5. The hybrid PON as claimed in claim 1, wherein the remote node comprises:

a wavelength division multiplexer for wavelength-division-demultiplexing the downstream optical signals input to a multiplexing port from the central office, and outputting the demultiplexed downstream optical signals to multiple demultiplexing ports; and

multiple distribution units connected to the demultiplexing ports of the wavelength division multiplexer in a one-to-one fashion,

wherein each of the distribution units comprises:

an optical power splitter for splitting received signal and outputting the split received signals to the optical network units of the corresponding group;

a frequency combiner for combining and outputting received upstream subcarriers of the corresponding group input from the optical network units of the group; and

an upstream light source for generating a corresponding upstream optical signals modulated by the combined upstream subcarriers input from the frequency combiner.

6. The hybrid PON as claimed in claim 1, wherein each of the optical network units comprises:

a downstream optical receiver for obtaining the downstream subcarriers of the corresponding group from the optical signal input from the remote node;

a bandpass filter for outputting the corresponding downstream subcarriers; and

a frequency modulator for modulating the corresponding upstream data signals.

7. A optical network bi-directional remote terminal comprising:

means for receiving a WDM downstream optical signal, each of the wavelengths contained therein having at least one downstream channel;

means for demultiplexing the received WDM signal and distributing individual wavelengths thereof to specific ones of a plurality of optical network units;

means for receiving electrical signals from the specific ones of the plurality of optical network units;

means for multiplexing the received electrical signals as subchannels onto a specific one of a plurality of upstream wavelengths; and

means for receiving and multiplexing the plurality of upstream wavelengths as a WDM upstream optical signal; and

means for outputting the WDM upstream optical signal.

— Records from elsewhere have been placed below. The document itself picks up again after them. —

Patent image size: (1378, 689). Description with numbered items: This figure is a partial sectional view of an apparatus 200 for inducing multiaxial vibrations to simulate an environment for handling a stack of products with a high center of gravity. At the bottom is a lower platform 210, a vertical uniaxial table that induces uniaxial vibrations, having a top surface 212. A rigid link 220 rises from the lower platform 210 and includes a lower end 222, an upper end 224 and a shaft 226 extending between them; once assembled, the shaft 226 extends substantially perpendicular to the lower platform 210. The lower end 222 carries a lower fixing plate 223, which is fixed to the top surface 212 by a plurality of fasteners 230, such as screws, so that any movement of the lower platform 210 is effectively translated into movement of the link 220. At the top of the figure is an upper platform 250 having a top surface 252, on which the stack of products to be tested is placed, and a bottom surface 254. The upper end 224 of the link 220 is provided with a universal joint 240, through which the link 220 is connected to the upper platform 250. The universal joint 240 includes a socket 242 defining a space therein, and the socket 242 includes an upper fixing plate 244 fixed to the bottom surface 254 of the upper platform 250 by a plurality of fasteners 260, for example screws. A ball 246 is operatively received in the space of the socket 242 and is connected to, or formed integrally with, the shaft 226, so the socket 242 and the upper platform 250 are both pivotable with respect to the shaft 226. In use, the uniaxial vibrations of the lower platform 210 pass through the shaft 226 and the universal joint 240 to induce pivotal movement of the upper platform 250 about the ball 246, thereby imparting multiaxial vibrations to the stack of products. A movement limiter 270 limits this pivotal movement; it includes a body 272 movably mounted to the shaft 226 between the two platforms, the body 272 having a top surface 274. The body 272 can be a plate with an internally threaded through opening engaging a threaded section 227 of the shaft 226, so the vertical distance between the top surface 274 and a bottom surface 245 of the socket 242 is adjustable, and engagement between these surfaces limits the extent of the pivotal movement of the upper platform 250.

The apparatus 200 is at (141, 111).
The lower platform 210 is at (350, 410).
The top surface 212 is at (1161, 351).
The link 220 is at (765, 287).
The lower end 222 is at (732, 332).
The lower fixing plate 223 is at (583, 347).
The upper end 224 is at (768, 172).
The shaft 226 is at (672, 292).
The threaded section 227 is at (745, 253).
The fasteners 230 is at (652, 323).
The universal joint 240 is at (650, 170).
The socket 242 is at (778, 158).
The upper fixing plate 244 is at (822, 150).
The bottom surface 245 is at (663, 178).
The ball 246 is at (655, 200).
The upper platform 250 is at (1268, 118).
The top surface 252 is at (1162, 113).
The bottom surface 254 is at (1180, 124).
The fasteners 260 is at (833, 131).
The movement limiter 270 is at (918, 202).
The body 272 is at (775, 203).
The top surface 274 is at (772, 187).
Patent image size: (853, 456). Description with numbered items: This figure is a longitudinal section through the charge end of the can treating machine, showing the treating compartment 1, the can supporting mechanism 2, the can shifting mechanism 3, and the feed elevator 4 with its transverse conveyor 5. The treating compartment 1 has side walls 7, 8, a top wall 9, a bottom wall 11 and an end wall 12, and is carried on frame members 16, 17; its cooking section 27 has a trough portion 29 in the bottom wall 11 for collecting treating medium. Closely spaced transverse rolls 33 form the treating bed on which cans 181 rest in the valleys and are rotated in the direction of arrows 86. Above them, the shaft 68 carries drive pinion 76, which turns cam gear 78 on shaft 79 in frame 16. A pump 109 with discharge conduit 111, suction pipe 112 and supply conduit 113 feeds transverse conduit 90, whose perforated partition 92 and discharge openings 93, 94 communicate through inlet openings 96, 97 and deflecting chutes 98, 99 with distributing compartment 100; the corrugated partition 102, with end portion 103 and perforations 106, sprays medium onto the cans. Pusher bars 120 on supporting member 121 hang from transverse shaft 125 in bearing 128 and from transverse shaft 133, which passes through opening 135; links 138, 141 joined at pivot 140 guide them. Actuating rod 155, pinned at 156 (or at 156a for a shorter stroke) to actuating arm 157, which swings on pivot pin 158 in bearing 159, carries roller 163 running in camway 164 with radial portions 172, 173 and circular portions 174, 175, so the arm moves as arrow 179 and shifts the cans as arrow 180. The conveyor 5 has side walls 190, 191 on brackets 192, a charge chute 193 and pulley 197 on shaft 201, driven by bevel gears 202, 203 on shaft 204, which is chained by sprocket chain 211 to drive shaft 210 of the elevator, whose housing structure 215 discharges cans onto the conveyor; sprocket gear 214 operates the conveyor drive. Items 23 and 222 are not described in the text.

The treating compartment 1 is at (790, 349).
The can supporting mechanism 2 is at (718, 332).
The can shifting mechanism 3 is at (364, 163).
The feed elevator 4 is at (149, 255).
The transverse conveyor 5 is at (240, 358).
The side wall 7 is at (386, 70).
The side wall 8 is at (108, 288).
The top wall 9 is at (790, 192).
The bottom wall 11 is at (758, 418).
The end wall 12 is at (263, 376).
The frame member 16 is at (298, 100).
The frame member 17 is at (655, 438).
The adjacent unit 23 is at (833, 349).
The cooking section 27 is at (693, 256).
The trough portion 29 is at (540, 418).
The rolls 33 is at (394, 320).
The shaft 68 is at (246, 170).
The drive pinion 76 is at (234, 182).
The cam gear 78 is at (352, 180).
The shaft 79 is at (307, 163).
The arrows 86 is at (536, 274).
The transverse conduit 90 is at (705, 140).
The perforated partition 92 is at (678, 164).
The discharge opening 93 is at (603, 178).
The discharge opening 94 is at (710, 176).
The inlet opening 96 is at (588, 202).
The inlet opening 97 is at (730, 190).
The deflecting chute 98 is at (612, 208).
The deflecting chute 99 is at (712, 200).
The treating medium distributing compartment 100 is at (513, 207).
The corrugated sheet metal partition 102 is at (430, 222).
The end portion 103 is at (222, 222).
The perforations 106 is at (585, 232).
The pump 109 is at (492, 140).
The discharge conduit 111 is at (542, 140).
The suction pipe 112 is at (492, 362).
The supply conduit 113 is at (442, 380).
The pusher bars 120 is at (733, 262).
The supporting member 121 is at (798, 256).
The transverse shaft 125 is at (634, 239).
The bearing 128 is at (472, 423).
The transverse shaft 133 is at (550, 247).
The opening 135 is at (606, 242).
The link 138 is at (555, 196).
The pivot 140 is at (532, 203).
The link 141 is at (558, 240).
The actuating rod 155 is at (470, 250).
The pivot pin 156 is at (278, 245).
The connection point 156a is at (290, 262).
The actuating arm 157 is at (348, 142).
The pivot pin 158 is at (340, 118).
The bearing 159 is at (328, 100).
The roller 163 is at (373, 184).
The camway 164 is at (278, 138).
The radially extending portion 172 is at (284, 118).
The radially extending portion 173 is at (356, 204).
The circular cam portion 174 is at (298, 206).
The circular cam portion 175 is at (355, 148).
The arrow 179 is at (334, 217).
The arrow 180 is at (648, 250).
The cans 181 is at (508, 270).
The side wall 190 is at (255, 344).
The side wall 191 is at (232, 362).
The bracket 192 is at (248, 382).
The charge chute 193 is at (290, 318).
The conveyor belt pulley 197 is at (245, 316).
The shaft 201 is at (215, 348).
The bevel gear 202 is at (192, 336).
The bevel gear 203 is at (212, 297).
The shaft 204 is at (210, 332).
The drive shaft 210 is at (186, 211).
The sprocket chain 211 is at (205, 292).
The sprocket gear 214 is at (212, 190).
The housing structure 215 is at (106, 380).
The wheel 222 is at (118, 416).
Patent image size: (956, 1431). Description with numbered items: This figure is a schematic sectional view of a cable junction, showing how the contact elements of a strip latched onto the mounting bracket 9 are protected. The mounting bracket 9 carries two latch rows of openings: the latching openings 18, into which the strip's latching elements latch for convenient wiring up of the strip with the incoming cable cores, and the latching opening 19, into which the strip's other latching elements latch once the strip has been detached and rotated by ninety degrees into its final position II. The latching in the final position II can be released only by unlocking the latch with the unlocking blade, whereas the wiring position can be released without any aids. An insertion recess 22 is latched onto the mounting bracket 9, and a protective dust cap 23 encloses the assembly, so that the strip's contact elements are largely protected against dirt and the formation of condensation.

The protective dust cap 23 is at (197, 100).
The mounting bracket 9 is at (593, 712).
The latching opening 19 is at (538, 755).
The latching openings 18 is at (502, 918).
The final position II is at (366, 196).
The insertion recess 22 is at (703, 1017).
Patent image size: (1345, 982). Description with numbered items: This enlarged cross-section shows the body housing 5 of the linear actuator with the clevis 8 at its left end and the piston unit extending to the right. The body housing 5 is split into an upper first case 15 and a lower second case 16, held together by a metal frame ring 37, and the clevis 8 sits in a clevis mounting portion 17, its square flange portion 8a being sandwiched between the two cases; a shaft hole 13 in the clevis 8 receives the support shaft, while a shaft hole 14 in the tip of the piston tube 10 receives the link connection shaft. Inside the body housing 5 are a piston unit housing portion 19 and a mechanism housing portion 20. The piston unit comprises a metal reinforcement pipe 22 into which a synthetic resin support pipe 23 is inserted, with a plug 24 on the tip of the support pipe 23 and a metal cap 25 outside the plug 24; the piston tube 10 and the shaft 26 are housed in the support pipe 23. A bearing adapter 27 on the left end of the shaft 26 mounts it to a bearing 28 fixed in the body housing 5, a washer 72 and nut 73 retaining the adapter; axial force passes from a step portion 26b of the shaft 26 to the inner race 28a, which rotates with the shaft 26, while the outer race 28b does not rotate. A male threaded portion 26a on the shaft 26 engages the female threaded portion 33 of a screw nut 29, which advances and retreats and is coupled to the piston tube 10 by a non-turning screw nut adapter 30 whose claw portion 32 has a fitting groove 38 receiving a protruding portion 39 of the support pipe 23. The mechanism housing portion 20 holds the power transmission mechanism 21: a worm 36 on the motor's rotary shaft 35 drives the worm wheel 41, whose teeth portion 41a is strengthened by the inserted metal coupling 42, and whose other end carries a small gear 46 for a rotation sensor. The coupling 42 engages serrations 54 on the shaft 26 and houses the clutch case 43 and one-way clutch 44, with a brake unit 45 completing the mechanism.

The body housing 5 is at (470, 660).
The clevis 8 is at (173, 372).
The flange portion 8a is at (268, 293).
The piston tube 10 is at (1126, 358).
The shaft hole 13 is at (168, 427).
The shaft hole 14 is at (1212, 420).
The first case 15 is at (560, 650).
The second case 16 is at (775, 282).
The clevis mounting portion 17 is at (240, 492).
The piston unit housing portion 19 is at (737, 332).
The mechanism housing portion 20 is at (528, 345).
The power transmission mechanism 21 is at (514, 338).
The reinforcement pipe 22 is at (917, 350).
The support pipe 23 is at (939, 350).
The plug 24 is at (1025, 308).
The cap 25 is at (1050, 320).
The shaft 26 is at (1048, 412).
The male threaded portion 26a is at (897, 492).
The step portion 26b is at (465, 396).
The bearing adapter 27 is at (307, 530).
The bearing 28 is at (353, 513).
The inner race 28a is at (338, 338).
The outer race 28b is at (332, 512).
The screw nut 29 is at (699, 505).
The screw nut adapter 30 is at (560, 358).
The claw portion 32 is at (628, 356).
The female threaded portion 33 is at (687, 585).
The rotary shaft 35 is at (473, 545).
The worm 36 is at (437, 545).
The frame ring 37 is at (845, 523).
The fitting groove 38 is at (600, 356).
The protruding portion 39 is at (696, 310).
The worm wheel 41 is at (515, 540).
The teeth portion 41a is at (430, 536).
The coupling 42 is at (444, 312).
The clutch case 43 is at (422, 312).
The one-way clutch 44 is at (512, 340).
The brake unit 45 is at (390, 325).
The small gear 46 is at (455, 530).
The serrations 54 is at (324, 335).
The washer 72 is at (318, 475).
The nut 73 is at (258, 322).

8. The remote terminal as recited in claim 7, further comprising:

a plurality of fiber-optical cables for distributing the individual optical signals to each of the optical network units; and

a plurality of electrical lines for receiving the electrical signals from the optical network units.

9. The remote terminal as recited in claim 7, further comprising:

means for sequentially distributing the individual wavelengths to each of the associated optical network units.

10. A optical network unit comprising:

means for receiving an optical signal comprising a plurality of subchannel frequencies;

means for filtering and outputting a desired one of the plurality of subchannel frequencies; and

means for outputting an electrical signal at a known frequency.

11. The optical network unit as recited in claim 10, further comprising:

optical fiber means for receiving the optical signal; and

electrical transmission means for outputting the electrical signal.

12. The optical network unit as recited in claim 11, wherein the electrical transmission means is a coaxial cable.